In house, the district's teachers will be working on greater alignment between grade levels in writing instruction, a long recognized area of need for the K-12 district, and development of guidelines around the use of artificial intelligence that were called for by the School Committee's recently adopted policy on AI.
The district's teachers also will continue to work on building "relational discipline" strategies to promote social-emotional wellness and engage in Crisis Prevention Institute training to develop de-escalation skills.
After reviewing the PD plan for the coming year, School Committee Chair Julia Bowen asked whether the district might be asking for too much professional development from faculty expected to complete it while meeting their day-to-day obligations in the classroom.
"It is one of the greatest challenges in education right now," Bergeron said. "This year was the big, initial mountain climb with a new math curriculum for our K-8 teachers. Next year, the lift will decrease a little bit, but we're also layering in writing instruction focus. Across the entire district, relational discipline is becoming a much-more frequently cited, 'I need more time, I need more experience, I need more expertise.'
"Figuring out how to have that be positive instead of detrimental or overwhelming is a real challenge."
Bergeron and Brookner told the committee that while some teachers may be involved in two or three of the professional development programs outlined to the committee, nobody is expected to work in all those programs simultaneously.
"I would say that the elementary schools — at the upper grade levels — have started to departmentalize a bit more," Brookner said. "So if someone is heavily involved with iReady math, they wouldn't be as heavily involved in the writing at the beginning. We're very conscious of not overwhelming people."
In other business on Thursday, the School Committee discussed the reception that the FY27 district budget received from the Finance Committees in both member towns and the Select Board in Lanesborough, which met jointly with the Fin Comm.
The budget
approved by the School Committee last month translates to a 13.61 percent increase in the assessment to
Williamstown and a 10.99 percent increase to
Lanesborough.
Bergeron said the meetings were "collegial" and went "better than I expected."
"At the end of each meeting, we had an understanding that it's a big ask, but let's move forward," Bergeron said.
Carolyn Greene, who has been through more budget discussions with town officials than any other member of the School Committee, sounded cautiously optimistic about the level of town support for the budget that will be put to annual town meeting members in Williamstown next month and in Lanesborough in June.
"No one said, ‘Good job, guys, but, no, we can't support this,' " Greene said. "It's a little bit unsettling, honestly, that they haven't said, ‘We're happy to support this.' And we don't know what to expect at either town meeting at this point.
"The main thing is for people who choose to support the schools during this challenging time to come to town meeting and vote. Presence is going to be really important, just like it was with the school building project, just like it was with other difficult budget votes. We hope this is an unusual year, and if people come to town meeting — either one — uneducated about what's behind this, it's going to be a tough sell."

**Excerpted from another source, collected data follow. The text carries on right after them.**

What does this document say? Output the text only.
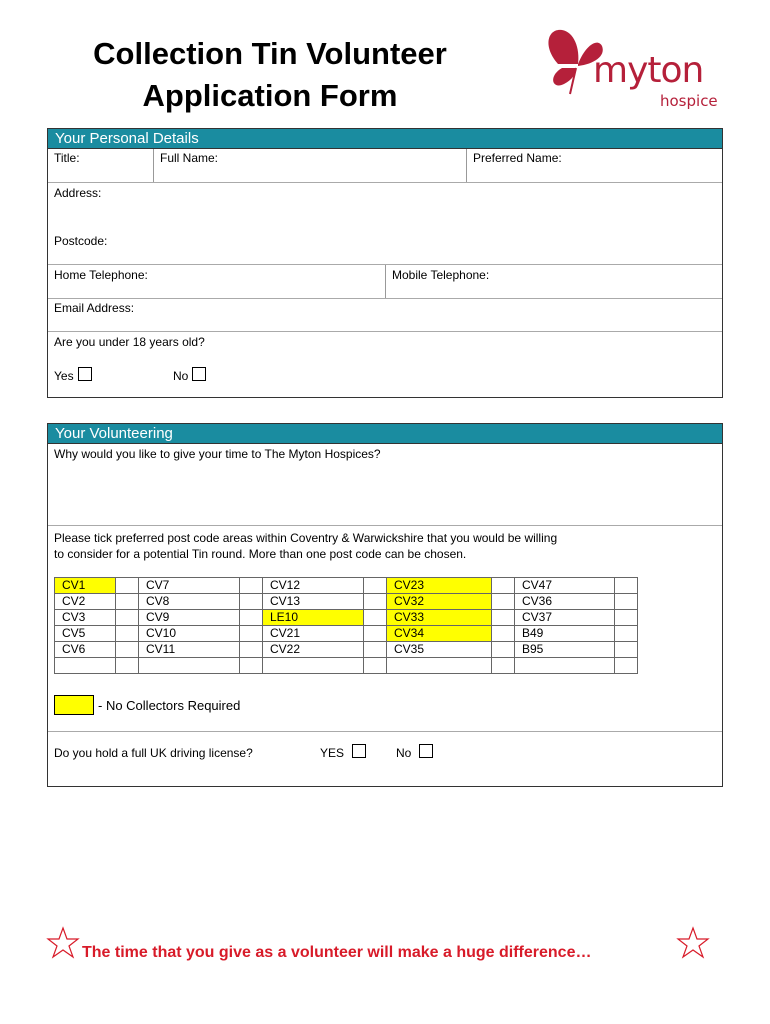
Collection Tin Volunteer
Application Form
myton
hospice
Your Personal Details
Title:	Full Name:	Preferred Name:
Address:
Postcode:
Home Telephone:	Mobile Telephone:
Email Address:
Are you under 18 years old?
Yes	No
Your Volunteering
Why would you like to give your time to The Myton Hospices?
Please tick preferred post code areas within Coventry & Warwickshire that you would be willing
to consider for a potential Tin round. More than one post code can be chosen.
CV1		CV7		CV12		CV23		CV47	
CV2		CV8		CV13		CV32		CV36	
CV3		CV9		LE10		CV33		CV37	
CV5		CV10		CV21		CV34		B49	
CV6		CV11		CV22		CV35		B95	

- No Collectors Required
Do you hold a full UK driving license?	YES	No
The time that you give as a volunteer will make a huge difference…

To that end, the School Committee members discussed mounting an education campaign this spring that will include circulation and promotion of an FAQ
document, a question-and-answer segment filmed for distribution on the public, education and government (PEG) television stations in both towns and seeking opportunities for one-on-one meetings between residents of each towns and members of the School Committee and the School Councils.
Bergeron said that the advocacy and fund-raising group FS4WES is organizing childcare opportunities at Williamstown Elementary School during the May 19 annual town meeting to allow parents of school-age children to attend the 7 p.m. meeting.